Publié le 8 novembre 2025 07:06:00. Libby Adamé, une habitante du comté de Riverside, a été condamnée à 15 ans de prison à vie pour avoir pratiqué une intervention esthétique illégale qui a entraîné la mort de l’actrice Cindyanne Santangelo. Cette affaire relance le débat sur les risques liés aux procédures cosmétiques clandestines.
- Libby Adamé a été reconnue coupable de meurtre au deuxième degré et d’exercice illégal de la médecine.
- Cindyanne Santangelo est décédée d’une embolie au silicone après une injection illégale dans les fesses.
- Il s’agit de la deuxième condamnation d’Adamé pour des injections de silicone non autorisées ayant entraîné la mort.

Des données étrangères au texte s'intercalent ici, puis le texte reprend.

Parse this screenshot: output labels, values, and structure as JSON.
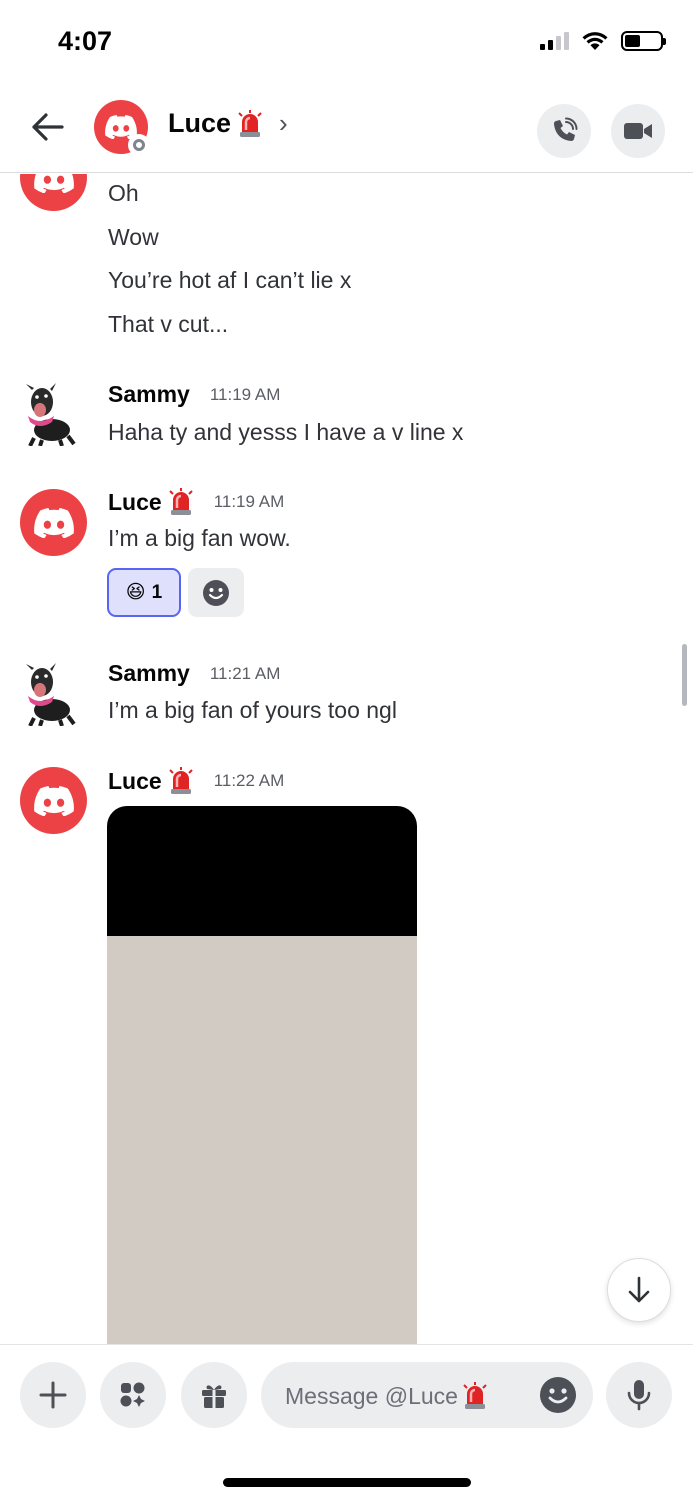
{
  "status_bar": {
    "time": "4:07"
  },
  "header": {
    "name": "Luce",
    "chevron": "›"
  },
  "messages": {
    "cont": [
      "Oh",
      "Wow",
      "You’re hot af I can’t lie x",
      "That v cut..."
    ],
    "m1": {
      "author": "Sammy",
      "time": "11:19 AM",
      "text": "Haha ty and yesss I have a v line x"
    },
    "m2": {
      "author": "Luce",
      "time": "11:19 AM",
      "text": "I’m a big fan wow.",
      "reaction": {
        "emoji": "😆",
        "count": "1"
      }
    },
    "m3": {
      "author": "Sammy",
      "time": "11:21 AM",
      "text": "I’m a big fan of yours too ngl"
    },
    "m4": {
      "author": "Luce",
      "time": "11:22 AM",
      "image": {
        "alt": ""
      }
    }
  },
  "composer": {
    "placeholder": "Message @Luce"
  },
  "icons": {
    "back": "arrow-left-icon",
    "call": "phone-icon",
    "video": "video-camera-icon",
    "plus": "plus-icon",
    "apps": "apps-icon",
    "gift": "gift-icon",
    "emoji": "emoji-face-icon",
    "mic": "microphone-icon",
    "jump": "arrow-down-icon"
  },
  "colors": {
    "brand_red": "#ed4245",
    "blurple": "#5865f2",
    "reaction_bg": "#dee0fc"
  }
}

La justice américaine a infligé une peine sévère à Libby Adamé, 53 ans, mercredi dernier. Elle a été condamnée à 15 ans de prison à vie pour avoir administré une injection fatale de silicone à Cindyanne Santangelo. L’actrice, connue pour ses rôles dans les séries Marié… avec enfants et EST, ainsi que pour son apparition dans le clip vidéo Make a Move du groupe Young MC, avait succombé à une détresse respiratoire peu après l’intervention, survenue au domicile de la victime.
Selon l’accusation, Adamé a injecté de l’huile de silicone dans les fesses de Santangelo, provoquant une embolie au silicone, une complication potentiellement mortelle. Les procureurs ont présenté des SMS et des témoignages qui, selon eux, prouvent qu’Adamé a non seulement coordonné l’intervention, mais l’a également réalisée elle-même.
La défense avait tenté de minimiser le rôle d’Adamé, arguant qu’elle n’était présente que pour une consultation et que la chronologie des événements ne permettait pas de conclure à la réalisation de l’injection par la prévenue. Ces arguments n’ont pas convaincu le jury.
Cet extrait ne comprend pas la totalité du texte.